Bir duygudurum bozukluğu olan depresyon kendini devamlı mutsuz hissetme, çok az veya çok fazla uyuma, intihar düşünceleri, kendini değersiz hissetme, bir işe konsantre olmada zorlanma, iştahsızlık veya çok iştah gibi belirtilerle kendini belli eder. Yani hamile kadınların yaşadığı depresyonun diğer insanların yaşadığı depresyonla örtüştüğünü söylemek yanlış olmaz. Ancak bunlara ek olarak, depresyonda olan hamile kadınlar bebeği hakkında aşırı bir endişe duyabilir, doğum öncesi bakım konusuna önem vermeyebilir, sigara veya alkol yani madde kullanımına başvurabilir ve anne olma konusunda kendine güven duymayabilir. Tüm bunlar çocuğun gelişimini olumsuz yönde etkileyeceği için böyle belirtilerin ciddiye alınması ve yakından incelenmesi çok önemlidir.

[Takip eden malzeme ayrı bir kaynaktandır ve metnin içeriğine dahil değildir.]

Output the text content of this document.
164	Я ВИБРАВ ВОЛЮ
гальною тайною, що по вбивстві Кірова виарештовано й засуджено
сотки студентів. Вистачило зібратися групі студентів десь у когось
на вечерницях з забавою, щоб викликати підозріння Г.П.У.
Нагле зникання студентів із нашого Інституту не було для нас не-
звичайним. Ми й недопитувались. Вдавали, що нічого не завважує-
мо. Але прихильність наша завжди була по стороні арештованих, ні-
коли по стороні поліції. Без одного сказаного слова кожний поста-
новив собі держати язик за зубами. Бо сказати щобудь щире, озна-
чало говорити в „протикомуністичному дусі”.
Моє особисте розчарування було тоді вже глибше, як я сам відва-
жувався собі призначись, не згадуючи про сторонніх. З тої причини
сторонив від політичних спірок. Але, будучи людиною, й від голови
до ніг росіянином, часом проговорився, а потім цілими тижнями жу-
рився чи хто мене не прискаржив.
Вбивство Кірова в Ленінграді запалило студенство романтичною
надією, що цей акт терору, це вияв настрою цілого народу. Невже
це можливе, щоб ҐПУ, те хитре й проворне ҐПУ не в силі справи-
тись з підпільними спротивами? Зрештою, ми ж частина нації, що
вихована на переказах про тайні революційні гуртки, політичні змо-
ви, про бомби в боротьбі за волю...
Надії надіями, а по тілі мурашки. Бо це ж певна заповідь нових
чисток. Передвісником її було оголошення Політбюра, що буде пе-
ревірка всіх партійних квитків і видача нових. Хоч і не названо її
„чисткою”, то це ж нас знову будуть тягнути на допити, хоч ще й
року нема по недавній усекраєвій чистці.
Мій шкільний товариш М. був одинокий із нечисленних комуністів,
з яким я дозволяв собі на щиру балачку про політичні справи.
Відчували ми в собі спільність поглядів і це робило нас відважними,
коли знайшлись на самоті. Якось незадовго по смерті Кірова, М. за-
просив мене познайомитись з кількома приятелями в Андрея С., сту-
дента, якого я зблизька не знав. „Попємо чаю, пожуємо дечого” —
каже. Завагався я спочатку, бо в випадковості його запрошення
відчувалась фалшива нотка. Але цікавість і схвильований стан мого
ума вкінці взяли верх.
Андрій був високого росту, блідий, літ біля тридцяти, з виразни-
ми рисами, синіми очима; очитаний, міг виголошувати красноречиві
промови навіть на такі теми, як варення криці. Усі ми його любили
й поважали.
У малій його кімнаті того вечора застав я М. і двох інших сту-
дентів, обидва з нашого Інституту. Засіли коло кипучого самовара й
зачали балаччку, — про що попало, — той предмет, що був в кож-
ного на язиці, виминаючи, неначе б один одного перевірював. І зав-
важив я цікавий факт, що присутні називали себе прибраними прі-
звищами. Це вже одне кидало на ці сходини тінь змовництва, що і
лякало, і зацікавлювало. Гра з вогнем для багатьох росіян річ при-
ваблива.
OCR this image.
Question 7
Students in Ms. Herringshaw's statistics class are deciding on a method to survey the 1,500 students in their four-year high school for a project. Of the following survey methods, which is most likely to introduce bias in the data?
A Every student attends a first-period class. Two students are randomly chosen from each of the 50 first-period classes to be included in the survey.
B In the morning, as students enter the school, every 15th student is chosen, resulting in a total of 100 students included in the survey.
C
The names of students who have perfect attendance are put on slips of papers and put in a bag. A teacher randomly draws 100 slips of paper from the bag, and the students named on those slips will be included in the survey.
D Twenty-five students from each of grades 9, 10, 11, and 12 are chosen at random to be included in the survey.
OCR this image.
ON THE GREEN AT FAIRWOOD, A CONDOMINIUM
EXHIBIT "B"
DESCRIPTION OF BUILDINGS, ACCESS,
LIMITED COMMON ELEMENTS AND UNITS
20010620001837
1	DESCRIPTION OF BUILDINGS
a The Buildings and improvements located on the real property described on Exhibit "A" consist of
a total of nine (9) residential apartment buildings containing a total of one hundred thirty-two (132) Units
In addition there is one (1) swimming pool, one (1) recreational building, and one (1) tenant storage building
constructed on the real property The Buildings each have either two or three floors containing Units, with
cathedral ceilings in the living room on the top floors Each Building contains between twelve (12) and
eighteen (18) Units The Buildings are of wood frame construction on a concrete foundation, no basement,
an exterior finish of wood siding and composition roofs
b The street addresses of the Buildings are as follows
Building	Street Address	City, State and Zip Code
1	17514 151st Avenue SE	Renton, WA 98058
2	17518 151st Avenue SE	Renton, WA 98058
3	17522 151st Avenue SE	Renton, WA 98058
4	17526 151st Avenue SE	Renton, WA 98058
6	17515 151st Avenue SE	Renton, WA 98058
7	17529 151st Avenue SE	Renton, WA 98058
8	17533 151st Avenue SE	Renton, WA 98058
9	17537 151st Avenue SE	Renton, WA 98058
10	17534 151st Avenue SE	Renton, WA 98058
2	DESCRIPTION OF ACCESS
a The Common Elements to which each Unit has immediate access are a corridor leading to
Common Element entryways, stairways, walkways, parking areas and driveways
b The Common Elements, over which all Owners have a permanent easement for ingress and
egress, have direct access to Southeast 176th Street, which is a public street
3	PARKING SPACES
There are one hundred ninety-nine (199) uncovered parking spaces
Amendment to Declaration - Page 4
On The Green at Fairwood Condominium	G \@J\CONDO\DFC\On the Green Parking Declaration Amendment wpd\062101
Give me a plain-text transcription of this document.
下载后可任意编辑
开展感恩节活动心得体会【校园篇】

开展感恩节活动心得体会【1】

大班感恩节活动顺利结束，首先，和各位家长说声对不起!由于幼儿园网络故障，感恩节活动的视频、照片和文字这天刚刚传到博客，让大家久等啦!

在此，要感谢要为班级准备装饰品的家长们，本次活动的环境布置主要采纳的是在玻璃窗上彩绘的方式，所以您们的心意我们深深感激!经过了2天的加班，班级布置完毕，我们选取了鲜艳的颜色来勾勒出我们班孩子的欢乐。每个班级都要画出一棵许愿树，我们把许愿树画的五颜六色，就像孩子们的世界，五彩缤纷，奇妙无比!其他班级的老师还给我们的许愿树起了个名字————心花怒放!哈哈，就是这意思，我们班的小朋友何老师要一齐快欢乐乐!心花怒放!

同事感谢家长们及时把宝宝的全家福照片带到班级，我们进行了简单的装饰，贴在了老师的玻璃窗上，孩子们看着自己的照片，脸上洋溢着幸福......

HAMİLELİKTE DEPRESYON NASIL OLUŞUR?

Peki kadınlar için çok önemli bir süreç olan hamilelik sürecinde depresyon nasıl oluşur? Hamilelikte depresyonun oluşumunda farklı faktörler etkili olabilmektedir. Ancak, hamilelik döneminde yalnız yaşamak, annenin stresli bir hayatının olması, diğer aile bireylerindeki depresyon geçmişi, plansız veya istemeden hamile kalmak, aileden ve çevreden alınan sosyal desteğin yetersiz olması da önemli olabilmektedir. Bunların yanı sıra, aileyle ve arkadaşlarla olan iletişimin sağlıksız olması veya daha önce kısırlık tedavisi görmüş olmak da hamilelikte depresyonu tetikleyebiliyor. Tabii ki evlilikte yaşanan sorunlar da bu hastalığı değerlendirirken göz önüne alınmalı.

PEKİ YA DOĞUM SONRASI?

Doğum sonrası depresyon bir diğer adıyla postpartum depresyon, tipik olarak doğumdan 1 ila 3 ay sonra başlar ancak farklı zamanlarda da başladığı görülebilmektedir. Eğer hamilelik dönemindeki depresyon psikoterapi ile desteklenmezse yani gerekli olan psikolojik destek alınmazsa, annenin doğum sonrası depresyon geliştirme olasılığı da bir hayli yüksek olur. Doğum sonrası depresyonun belirtileri de yukarıda bahsedilen belirtiler olmakla birlikte, bu depresyon türünde ayrıca bebekle bağlantı kurmada yaşanılan zorluk ve annenin iyi bir anne olamayacağı düşüncesiyle birlikte bu konuda kendini yetersiz hissetmesi ön plana çıkabilir. Bu dönemde anne, yaşamının diğer zamanlarından farklı olarak anne rolüne bürüneceğinin, çocuğuna sağlıklı ve güvenli bir ortam oluşturması gerektiğinin farkındadır. Bu durum da anne üzerinde bir kaygı yaratabilir ve bundan dolayı daha fazla duygusal çöküşler yaşayabilir. Bu sürecin hem anne hem de çocuk üzerinde olumsuz sonuçlar yaratma olasılığı yüksek olabileceğinden hastalığın tedavi sürecinin psikolojik destek ve psikiyatrik destek ile birlikte yürütülmesi önerilmektedir.

TERAPİ NASIL OLMALI?

Yukarıda da belirtildiği üzere depresyon sürecinde birçok iştah problemi, uyku problemi, çökkünlükler, hiçbir şeyden zevk alamama gibi birçok problem olabilir ancak bu semptomlara odaklanmak yerine bunların neden ve nasıl oluştuğuna bakmak daha faydalı olabilmektedir. Bu anlamda bilişsel ve davranışsal örüntüleri dikkate almak önemlidir. Yani bilişsel davranışçı terapi sürecine girilebilir. Fakat, danışanın daha temel kaygıları var ise (çocuk ile ilgili, çocuk yetiştirmekle ilgili, hamilelikle ilgili) EMDR desteği alınabilir. Ancak daha çok bu süreçte danışanın eşiyle birlikte gelmesi önerilmektedir çünkü hamilelik çok hassas bir dönemdir ve bu dönemde eşinin cinsel, sosyal ve duygusal anlamda paylaşımları hamile kadın için çok önemlidir. Bu anlamda, bütüncül bir terapi de tercih edilebilir. Hamilelikte psikiyatrik destekten ziyade psikolojik destek verilmesi önerilmektedir. Ancak, psikolojik desteğin tek başına yetmediği durumlarda psikiyatrik destek almak da gerekebilir.